Michael never felt able to visit Hanna in jail, but as a way of erasing some of his guilt he records himself reading the same books he read to her during their love affair and sends them to her in prison. Michael is now played by Ralph Fiennes, whose glum demeanour makes Hanna look positively cheerful. It is such a change from the lively young Michael played by David Kross. Michael now comes across as a weak man, unable to get his head around the two sides of the woman he knew.
As her release draws near, he finally visits her, now played by a cosmetically aged Winslet. However he is as distant to her as she was at first to him, if not more so and he basically condemns Hanna a second time. This time she takes her own life.
At the end of the film, Michael travels to the flat of a Jewish woman who was one of the survivors and wrote a book about it. Her book was used in evidence at the trial. It is Hanna's dying wish that her few savings went to her. Michael makes an embarrassing bodge of dealing with this. What did he hope to achieve? Somehow, he appeared to think he might be welcome.

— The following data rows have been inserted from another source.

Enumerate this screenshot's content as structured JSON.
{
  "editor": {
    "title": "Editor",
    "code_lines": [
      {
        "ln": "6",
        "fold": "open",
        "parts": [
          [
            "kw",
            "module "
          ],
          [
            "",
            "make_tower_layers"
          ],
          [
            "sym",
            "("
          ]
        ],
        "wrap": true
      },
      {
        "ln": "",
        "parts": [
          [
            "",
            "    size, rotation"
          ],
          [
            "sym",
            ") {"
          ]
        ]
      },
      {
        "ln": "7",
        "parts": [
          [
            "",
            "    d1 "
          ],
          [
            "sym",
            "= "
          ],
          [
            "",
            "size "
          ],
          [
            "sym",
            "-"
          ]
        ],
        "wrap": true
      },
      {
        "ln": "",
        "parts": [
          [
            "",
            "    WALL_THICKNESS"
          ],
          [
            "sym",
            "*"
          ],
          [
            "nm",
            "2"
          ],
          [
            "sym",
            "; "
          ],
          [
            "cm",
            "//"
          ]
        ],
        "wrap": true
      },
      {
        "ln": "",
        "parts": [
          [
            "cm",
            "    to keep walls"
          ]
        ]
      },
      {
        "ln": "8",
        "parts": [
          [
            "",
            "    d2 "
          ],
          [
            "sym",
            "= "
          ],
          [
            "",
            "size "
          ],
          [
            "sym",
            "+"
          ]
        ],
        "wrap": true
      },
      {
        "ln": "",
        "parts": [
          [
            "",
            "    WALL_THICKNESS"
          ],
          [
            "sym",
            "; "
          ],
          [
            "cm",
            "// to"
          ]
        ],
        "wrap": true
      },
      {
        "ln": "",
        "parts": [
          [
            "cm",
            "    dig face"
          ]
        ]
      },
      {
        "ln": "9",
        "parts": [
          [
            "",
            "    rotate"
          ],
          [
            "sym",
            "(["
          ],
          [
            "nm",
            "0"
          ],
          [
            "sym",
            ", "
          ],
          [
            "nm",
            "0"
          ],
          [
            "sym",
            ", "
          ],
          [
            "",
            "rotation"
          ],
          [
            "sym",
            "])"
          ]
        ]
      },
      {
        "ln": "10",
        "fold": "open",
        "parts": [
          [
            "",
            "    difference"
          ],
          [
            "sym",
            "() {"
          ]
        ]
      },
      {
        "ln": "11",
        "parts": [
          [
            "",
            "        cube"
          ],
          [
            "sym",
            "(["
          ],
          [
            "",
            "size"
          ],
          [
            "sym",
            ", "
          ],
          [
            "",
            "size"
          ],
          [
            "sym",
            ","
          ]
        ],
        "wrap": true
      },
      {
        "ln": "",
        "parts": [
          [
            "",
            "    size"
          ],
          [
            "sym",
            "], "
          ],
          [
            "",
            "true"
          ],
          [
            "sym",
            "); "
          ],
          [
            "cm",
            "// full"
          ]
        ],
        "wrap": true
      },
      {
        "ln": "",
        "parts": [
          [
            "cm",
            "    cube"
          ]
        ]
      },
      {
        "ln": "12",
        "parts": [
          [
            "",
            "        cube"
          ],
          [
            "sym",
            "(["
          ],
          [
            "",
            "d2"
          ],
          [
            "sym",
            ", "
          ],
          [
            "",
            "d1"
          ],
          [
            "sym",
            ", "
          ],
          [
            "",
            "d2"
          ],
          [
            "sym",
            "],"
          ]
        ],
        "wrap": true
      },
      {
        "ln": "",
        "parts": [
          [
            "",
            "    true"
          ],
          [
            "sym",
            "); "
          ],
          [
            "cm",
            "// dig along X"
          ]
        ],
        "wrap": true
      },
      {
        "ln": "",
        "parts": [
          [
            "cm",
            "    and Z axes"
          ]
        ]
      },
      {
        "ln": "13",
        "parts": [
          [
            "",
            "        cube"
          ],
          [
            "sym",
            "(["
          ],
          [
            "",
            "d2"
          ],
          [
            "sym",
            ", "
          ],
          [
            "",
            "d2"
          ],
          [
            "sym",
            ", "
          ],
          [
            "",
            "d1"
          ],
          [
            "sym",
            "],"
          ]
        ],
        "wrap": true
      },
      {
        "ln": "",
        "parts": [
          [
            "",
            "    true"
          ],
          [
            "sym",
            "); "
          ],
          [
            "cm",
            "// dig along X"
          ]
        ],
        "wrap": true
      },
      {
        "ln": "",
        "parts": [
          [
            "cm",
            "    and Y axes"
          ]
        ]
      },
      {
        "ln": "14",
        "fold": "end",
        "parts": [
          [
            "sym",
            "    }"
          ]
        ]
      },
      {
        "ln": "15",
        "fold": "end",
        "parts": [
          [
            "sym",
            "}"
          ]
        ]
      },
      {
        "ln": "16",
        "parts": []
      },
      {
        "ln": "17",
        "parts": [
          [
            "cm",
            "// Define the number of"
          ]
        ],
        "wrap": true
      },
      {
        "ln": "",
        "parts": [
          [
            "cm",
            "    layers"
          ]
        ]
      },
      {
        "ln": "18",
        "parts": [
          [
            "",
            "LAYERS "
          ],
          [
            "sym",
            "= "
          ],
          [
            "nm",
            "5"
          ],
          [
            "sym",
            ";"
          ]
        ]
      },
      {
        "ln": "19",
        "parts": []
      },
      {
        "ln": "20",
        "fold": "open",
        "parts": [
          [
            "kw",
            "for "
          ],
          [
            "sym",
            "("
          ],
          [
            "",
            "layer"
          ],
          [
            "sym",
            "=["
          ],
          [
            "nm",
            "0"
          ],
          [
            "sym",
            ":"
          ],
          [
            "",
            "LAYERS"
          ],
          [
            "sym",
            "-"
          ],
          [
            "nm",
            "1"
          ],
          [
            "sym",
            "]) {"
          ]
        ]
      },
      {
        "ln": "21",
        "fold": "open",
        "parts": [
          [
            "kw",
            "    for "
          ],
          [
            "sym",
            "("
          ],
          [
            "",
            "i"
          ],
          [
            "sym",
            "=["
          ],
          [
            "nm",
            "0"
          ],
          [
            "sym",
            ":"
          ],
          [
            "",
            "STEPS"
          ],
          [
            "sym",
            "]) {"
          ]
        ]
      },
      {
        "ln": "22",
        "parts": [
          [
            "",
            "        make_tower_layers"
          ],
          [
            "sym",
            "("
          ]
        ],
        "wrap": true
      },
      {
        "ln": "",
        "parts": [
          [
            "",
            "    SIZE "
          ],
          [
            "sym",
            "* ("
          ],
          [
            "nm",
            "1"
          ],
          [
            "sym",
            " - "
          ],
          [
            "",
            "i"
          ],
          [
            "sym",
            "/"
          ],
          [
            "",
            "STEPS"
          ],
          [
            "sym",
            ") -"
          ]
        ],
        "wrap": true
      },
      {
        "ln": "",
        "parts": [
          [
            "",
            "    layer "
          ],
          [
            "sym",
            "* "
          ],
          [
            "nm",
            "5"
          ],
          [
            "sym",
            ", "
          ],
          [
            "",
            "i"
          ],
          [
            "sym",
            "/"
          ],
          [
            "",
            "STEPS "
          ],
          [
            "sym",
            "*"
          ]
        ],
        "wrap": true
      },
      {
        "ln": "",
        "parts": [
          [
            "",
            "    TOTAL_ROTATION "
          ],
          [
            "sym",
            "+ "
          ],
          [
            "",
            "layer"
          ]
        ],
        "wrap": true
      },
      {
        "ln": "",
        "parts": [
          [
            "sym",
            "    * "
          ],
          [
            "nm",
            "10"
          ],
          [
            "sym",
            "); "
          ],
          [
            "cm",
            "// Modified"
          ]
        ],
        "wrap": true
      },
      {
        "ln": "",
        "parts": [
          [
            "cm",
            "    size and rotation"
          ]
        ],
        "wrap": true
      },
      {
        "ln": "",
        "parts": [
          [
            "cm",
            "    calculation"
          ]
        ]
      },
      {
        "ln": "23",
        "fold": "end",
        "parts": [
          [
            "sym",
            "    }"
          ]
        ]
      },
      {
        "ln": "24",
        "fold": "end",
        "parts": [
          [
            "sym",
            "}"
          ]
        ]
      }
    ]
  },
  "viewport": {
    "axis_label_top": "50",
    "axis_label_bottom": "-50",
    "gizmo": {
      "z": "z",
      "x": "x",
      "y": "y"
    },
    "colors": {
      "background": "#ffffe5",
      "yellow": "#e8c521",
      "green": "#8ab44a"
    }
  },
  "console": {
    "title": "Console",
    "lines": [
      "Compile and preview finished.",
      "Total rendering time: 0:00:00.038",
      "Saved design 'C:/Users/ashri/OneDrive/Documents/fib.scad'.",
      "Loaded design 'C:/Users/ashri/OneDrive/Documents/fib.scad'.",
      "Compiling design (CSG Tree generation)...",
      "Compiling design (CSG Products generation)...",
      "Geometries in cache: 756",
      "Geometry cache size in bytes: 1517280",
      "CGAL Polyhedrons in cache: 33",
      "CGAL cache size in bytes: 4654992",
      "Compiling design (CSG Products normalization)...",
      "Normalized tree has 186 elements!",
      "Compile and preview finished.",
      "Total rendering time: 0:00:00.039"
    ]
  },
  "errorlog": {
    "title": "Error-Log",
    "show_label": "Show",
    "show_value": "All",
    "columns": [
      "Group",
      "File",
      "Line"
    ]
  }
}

It’s a good film, full of interesting ideas, but suffers from an uninspiring execution of these idea. There are too many questions, not enough answers. This was surely the intention but it is unsatisfying. The key element of the story became clear to me early on. It may even have been a better film had it been made obvious at the start and therefore elaborated on. I also like a bit of controversy in my films but I'm afraid, on that front, this was a letdown too.
Winslet is good but in trying to play Hanna as moody but comes across as a bit wooden and she's better than that. Perhaps, in trying to push for an Oscar she's pushed too hard. Fiennes part is more of a supporting role, at times it is unnecessary, and undoes a lot of the good work done by David Kross, who is excellent.
We retire for a debrief at the Hand and Heart, where we get accosted by one of Daughter's customers from her paper round, or it might have been the neighbour of a customer. He is very drunk but full of praise for her. We have to time our exit well because he is dancing with all the customers as they leave. It's his fault that we have to have a second Leffe.